China’s third aircraft carrier is its most advanced yet

Politics & Current Affairs

‘Fujian,’ China’s new aircraft carrier, is fitted with cutting-edge technology like electromagnetic catapults. It’s a milestone for the country’s naval forces, as Beijing pushes to modernize its military by 2035.

Illustration by Derek Zheng

On June 17, China launched its third and most advanced aircraft carrier: The 80,000-ton behemoth was christened with a bottle of champagne amid plumes of colorful smoke, multicolored streamers, and water jets before mooring at its pier in China State Shipbuilding’s Jiangnan Shipyard in Shanghai, in celebration of a milestone in the country’s ambitions to modernize its military.

The Fujian (福建舰 Fújiàn Jiàn) is the first aircraft carrier that was both designed and built in China. Named after the country’s southeastern coastal province that is right opposite Taiwan, the Type 003 class ship is fitted with cutting-edge technology, such as a CATOBAR system and electromagnetic catapults — a sign that China’s military technology is catching up with the United States.

  • The Fujian will join China’s first two carriers, which are also named after provinces: the Shandong, which was commissioned in late 2019, and the Liaoning, a refurbished ex-Soviet ship, which China bought secondhand from Ukraine in 1998.
  • The electromagnetic catapults are a significant improvement to the launching mechanisms used on China’s first two carriers — which are equipped with less sophisticated ski-jumps that impose heavy constraints on the size of the aircraft it can launch — and on a par with the very latest U.S. technology that is only aboard the new USS Gerald Ford.
  • Though all three carriers are considered less advanced than most of the nuclear-powered U.S. fleet, they also represent big steps forward for China’s military, which for decades has been focused on land warfare. Some, however, have claimed that China will continue to lag behind the U.S. due to limitations from its naval propulsion systems.
  • The new carrier’s major weakness is that it is powered by diesel, rather than a nuclear reactor, which imposes limits on its range.

China’s military spending has grown for 27 consecutive years, which has only stepped up pace since Chinese leader Xí Jìnpíng 习近平 outlined the country’s goal to “complete national defense and military modernization by 2035” following the 19th Chinese Communist Party National Congress in 2017.

  • This year, China is set to hit its fastest growth in defense spending since 2019, rising by 7.1% to 1.45 trillion yuan ($230.16 billion) this year and faster than the increase of 6.8% in 2021 and 6.6% in 2020, according to the Ministry of Finance (though unofficial estimates tend to vary).
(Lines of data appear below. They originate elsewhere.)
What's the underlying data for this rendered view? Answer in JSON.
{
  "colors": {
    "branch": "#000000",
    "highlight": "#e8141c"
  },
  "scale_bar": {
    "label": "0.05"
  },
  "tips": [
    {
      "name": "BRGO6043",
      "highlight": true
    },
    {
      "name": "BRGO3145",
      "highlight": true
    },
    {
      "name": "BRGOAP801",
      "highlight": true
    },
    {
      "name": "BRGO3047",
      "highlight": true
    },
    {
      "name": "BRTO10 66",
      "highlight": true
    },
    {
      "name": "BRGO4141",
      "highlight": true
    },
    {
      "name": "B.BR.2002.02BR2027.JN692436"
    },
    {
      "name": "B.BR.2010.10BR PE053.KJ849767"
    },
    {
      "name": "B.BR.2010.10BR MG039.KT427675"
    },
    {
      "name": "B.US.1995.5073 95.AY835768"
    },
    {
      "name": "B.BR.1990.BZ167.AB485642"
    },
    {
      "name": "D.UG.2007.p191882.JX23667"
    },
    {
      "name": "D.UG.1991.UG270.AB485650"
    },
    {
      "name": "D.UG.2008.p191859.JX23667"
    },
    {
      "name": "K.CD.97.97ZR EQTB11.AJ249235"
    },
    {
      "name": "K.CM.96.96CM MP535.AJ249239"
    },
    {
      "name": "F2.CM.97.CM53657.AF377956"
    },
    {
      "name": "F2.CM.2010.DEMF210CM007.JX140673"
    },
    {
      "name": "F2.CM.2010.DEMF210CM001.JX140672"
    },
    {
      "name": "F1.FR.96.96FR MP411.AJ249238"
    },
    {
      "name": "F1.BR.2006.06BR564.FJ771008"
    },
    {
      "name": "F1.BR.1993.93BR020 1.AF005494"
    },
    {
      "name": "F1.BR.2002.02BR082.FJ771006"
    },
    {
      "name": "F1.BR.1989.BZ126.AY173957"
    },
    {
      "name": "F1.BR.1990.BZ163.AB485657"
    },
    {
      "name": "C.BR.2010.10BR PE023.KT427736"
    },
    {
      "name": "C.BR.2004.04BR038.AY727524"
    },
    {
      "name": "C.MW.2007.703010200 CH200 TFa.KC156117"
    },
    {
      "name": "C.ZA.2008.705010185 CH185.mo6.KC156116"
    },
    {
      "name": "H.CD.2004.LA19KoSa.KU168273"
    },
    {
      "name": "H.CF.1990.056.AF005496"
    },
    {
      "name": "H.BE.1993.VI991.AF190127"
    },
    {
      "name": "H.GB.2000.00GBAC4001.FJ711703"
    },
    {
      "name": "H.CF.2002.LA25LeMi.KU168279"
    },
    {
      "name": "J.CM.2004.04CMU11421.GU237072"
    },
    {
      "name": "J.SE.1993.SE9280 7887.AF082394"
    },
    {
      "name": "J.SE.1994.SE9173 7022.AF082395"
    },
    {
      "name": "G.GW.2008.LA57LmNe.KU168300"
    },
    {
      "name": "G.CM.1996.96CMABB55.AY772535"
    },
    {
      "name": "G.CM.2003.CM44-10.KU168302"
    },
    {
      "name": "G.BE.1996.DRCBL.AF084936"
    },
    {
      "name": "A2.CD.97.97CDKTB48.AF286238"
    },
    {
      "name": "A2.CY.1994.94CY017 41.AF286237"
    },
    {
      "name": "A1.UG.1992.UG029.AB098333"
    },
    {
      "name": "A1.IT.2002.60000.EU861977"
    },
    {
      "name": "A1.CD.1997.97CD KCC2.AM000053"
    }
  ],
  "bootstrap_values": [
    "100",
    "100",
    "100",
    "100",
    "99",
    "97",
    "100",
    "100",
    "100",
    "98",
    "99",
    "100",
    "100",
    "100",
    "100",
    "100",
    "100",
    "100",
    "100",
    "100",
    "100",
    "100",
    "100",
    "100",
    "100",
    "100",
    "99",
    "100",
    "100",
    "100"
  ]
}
In comparison, the total U.S. spent on its defense budget for 2022 was just under $770 billion, up 2% from last year.
  • Though China is the second largest in the world in military spending, behind the U.S., China’s budget is closely linked to its economic development: China’s military spending as a percentage of GDP hovered at only 1.2% in 2021, well below the global average of 2.2% and well below the U.S.’s amount of 3.7%.
  • China’s People’s Liberation Army Navy (PLAN) has been updating its forces for over a decade to become a “blue water” powerhouse: PLAN aims to have six carriers by 2035, compared with the U.S. Navy’s fleet of 11 vessels.
  • The China Project reported this June that China’s military industry is booming, after two subsidiaries of Aviation Industry Corporation of China (AVIC), a state-owned defense contractor and supplier of fighter jets to the People’s Liberation Army (PLA), announced a merger via a share swap deal.

The launch of the new aircraft has stoked already-high geopolitical tensions with the United States and its allies in the Asia-Pacific region, particularly amid concerns over Beijing’s sovereignty claims on Taiwan, and reports of military bases in Cambodia in the Pacific Islands.